History and Physical — Patient 19
Patient #19, a 42 year old white female, presented to the Department of Neurology with a two day history of double vision. She was in her normal state of good health until two weeks prior. At that time, she developed a cough with productive sputum, fever, decreased energy, and headache. She saw her family doctor who prescribed erythromycin, benedryl, and cough syrup. During her convalescence, she slept, took her medications, and ate canned goods. She did improve and returned to work, however a dry, hacking cough persisted. Subsequently, she developed double vision in all directions. She saw an ophthalmologist who felt she had a viral infection and recommended an eye patch. The following morning, the patient awoke with slurred speech, dizziness, headache, extreme fatigue, double vision, difficulty swallowing, and tingling in her hands.
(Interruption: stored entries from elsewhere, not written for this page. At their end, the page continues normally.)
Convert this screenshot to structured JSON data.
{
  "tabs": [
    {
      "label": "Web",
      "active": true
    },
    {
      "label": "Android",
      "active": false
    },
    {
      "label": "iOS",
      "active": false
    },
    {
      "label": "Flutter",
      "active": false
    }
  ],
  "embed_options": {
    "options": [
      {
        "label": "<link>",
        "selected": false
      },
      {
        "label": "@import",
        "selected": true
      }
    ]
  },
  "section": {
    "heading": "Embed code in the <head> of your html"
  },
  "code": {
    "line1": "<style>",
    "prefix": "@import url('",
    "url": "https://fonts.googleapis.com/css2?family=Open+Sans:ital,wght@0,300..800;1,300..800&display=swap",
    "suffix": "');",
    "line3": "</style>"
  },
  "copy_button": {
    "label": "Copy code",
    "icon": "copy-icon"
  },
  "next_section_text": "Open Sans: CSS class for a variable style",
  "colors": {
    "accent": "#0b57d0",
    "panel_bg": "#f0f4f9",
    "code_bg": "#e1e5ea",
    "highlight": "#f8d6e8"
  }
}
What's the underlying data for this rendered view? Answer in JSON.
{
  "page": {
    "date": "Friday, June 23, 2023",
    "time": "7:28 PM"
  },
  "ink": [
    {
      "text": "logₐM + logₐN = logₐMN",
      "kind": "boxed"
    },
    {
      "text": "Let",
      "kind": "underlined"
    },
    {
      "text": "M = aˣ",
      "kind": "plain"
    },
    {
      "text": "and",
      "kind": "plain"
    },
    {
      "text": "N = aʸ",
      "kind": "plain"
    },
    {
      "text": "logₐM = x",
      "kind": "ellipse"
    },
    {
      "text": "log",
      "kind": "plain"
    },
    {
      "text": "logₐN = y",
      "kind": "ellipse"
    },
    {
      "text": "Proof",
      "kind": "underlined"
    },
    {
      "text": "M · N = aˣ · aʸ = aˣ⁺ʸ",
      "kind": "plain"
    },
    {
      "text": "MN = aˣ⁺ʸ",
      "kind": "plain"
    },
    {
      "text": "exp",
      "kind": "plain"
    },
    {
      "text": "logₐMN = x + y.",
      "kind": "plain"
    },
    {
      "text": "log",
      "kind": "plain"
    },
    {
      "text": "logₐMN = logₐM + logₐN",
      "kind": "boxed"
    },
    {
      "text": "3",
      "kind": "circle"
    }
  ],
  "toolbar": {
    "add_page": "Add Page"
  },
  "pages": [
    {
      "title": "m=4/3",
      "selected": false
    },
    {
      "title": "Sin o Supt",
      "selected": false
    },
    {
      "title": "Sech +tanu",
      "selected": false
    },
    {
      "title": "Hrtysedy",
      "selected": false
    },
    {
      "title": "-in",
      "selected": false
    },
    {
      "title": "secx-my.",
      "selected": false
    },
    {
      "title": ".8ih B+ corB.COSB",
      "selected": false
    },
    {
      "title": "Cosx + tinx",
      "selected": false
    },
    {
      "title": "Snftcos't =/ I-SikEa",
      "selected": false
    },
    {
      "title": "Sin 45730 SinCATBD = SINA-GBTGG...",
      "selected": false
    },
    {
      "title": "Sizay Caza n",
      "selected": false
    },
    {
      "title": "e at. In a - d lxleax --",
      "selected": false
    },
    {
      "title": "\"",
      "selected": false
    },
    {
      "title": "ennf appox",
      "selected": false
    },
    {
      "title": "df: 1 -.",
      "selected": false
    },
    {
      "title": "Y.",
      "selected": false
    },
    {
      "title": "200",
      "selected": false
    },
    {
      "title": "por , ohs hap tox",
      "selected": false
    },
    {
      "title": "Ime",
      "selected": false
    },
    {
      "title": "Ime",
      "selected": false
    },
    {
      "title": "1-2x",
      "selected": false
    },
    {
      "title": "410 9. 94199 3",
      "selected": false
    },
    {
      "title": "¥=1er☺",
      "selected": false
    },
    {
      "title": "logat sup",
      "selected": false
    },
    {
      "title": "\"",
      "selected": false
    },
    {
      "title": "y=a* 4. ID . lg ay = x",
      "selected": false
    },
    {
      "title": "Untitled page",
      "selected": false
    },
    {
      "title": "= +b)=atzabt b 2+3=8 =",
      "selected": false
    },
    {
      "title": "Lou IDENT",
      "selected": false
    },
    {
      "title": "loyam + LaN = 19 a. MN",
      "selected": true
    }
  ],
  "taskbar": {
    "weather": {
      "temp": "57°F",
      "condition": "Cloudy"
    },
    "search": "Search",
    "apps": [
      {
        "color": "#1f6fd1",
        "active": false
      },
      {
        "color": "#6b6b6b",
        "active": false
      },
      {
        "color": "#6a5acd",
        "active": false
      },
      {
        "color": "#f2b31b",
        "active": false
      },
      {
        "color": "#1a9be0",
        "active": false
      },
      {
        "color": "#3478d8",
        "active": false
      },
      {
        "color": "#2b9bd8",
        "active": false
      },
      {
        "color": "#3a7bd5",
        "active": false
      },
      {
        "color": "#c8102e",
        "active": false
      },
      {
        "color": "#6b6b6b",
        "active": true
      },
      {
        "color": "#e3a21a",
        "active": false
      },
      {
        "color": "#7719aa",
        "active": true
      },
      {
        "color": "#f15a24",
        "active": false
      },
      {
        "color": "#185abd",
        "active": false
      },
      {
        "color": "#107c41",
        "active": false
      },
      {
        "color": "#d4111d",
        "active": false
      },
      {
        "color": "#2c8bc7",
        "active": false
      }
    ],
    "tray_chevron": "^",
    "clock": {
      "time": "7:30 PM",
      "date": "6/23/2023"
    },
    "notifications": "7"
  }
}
She then presented to the Emergency Room.
Past Medical History: No medical problems, no previous similar symptoms, and no recent vaccinations.
Past Surgical History: Tonsillectomy in 1958, removal of heel spurs bilaterally 1982.
Medications: A ten day course of erythromycin with benedryl and cough syrup as needed.
Family History: Mother is 66 years old and has no medical problems. Her father died at the age of 66 from lung cancer and asbestosis. She has two healthy brothers, ages 45 and 39 and no sisters or children.
Social History: She spent her early life in New Jersey and the past 18 years in Houston. She is divorced, lives alone except for a small dog. She does not smoke and is a social drinker. She denies illicit drug use. She is employed as a stage technician. Denies travel outside of the country.
Review of Systems: She complained of some nausea without vomiting, dyspnea, dysphagia although no choking, a 5-10 pound weight loss, diffuse headache, dry mouth, dizziness described as light-headedness, tingling in her hands and a feeling that her teeth were numb. She denied sore throat, abdominal pain, dysuria, diarrhea, or constipation.
General: Overweight white female, uncomfortable but not in distress.
Vital Signs: Temperature 98; Respiration 16; Blood Pressure 114/60 and Pulse 86 while lying; Blood Pressure 110/60 and Pulse 94 while standing; Vital Capacity 1.5 liters.
HEENT: NC/AT, sclera clear, OP clear, TMs clear.
Neck: Supple with some mild pain on neck flexion, no bruits, thyroid not enlarged, no lymphadenopathy.
Chest: Poor inspiratory effort; however no wheezes, rales, nor rhonchi heard.
Cardiovascular: RRR with no murmurs, rubs, or gallops.
Abdomen: Soft, positive bowel sounds, nontender, nondistended, no organomegaly.
Extremities: Pulses intact in all extremities, no edema.
Skin: No rashes present, no ticks noted.
Mental Status: Awake, alert, oriented and cooperative.
|II||Pupils 6 mm bilaterally, sluggishly reactive, visual acuity 20/20 in both eyes, no field cuts, fundi revealed sharp disc margins.|
|III / IV / VI||In addition to the observations below, dolls maneuver and cold water calorics were negative.|
|V||V1-V3 equal and symmetric to pinprick and temperature, sensation in mouth/oropharynx intact to pinprick, motor strong.|
|VII||Moderate to severe facial weakness on lip closure and eye closure bilaterally, labial weakness gives rise to slurred speech.|
|VIII||Hearing intact bilaterally.|
|IX / X||Palate and uvula elevates symmetrically, gag depressed bilaterally, gutteral sounds are weak.|
|XI||Sternocleidomastoid mildly weak bilaterally, trapezius strong bilaterally.|
|XII||Tongue midline, no atrophy, no fasciculations, strong.|
Motor: Neck flexion 4/5, Neck extension 5/5, all other muscle groups 5/5. No atrophy, no fasciculations, and normal tone.
Reflexes: Absent throughout, Babinski and Hoffman not present.
Sensation: Intact to pinprick, temperature, vibration, proprioception.
Cerebellar: With one eye closed, patient had mild difficulty with finger to nose. Heel to shin was normal as well as rapid alternating movements.
Gait: Patient took several steps with assistance and felt unsteady and dizzy.